COLUMBIA, Mo. – Over the past week, Americans have seen a growing rift in the Republican Party. In an election cycle filled with conflict, within and between political parties, voters are left wondering when the “crisis” will end. Experts from the University of Missouri put the election in context and provide insight into how the growing rift in the Republican Party and the perceived trust issues for Hillary Clinton will play out in November.
“It is safe to say that American democracy is experiencing a period of crisis,” said Alasdair Roberts, professor of public affairs in the Truman School of Public Affairs. “Americans are questioning the paradigm of small government and free markets that dominated the last three decades. But no one really knows what paradigm should come next. This crisis of ideas helps to explain conflicts in both the Republican and Democratic parties. We will continue to see a rift within and between parties until a new generation of politicians emerges who think and speak differently about challenges and solutions.”
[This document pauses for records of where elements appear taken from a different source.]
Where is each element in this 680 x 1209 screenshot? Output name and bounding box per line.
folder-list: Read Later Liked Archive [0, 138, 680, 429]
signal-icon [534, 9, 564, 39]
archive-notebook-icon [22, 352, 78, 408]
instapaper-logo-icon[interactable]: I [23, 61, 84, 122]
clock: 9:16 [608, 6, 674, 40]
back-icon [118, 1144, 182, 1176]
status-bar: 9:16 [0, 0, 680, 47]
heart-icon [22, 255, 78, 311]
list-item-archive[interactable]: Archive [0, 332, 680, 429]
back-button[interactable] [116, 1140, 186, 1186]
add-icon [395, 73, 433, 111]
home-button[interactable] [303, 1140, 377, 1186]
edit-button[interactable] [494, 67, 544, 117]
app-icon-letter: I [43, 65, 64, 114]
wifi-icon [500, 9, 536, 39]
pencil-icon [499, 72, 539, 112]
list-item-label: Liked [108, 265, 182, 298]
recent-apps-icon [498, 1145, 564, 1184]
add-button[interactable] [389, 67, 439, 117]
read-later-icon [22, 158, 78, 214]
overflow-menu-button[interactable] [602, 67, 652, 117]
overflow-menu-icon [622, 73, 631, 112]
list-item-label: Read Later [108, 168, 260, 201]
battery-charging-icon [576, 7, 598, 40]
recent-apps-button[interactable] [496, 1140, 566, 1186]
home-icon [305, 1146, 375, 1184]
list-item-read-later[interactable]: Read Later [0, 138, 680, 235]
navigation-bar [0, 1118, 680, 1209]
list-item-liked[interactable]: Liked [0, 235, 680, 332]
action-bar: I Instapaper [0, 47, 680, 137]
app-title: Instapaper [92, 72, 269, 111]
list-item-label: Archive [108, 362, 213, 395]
“A big question for a divided Republicans party is how this will affect ‘down ballot’ voting, or those statewide or local races that are further down on the electoral ballot,” said Mitchell McKinney, professor of political communication, and a nationally and internationally recognized scholar of presidential debates. “If it looks as if Trump might become a ‘drag’ on down ballot races — the opposite of coattails — we may see these down ballot Republican candidates in statewide and local races begin to split from him. It will be interesting to see if these candidates begin to decline appearances with Trump on the campaign trail and whether Hillary Clinton decides to use these ‘no shows’ as fodder to appeal to independents and even Republicans who are dissatisfied with Trump.”
Roberts is a Fellow of the U.S. National Academy of Public Administration and co-editor of Governance, a leading scholarly journal in the fields of political science and public administration. His book, “Four Crises of American Democracy” will be published in January.
McKinney is director of the Political Communication Institute at MU (http://pci.missouri.edu). His research has focused particular attention on presidential primary debates, with his analysis indicating that a candidate’s debate performance at this formative stage of the campaign can greatly enhance – or hinder – one’s ability to emerge as the eventual winner.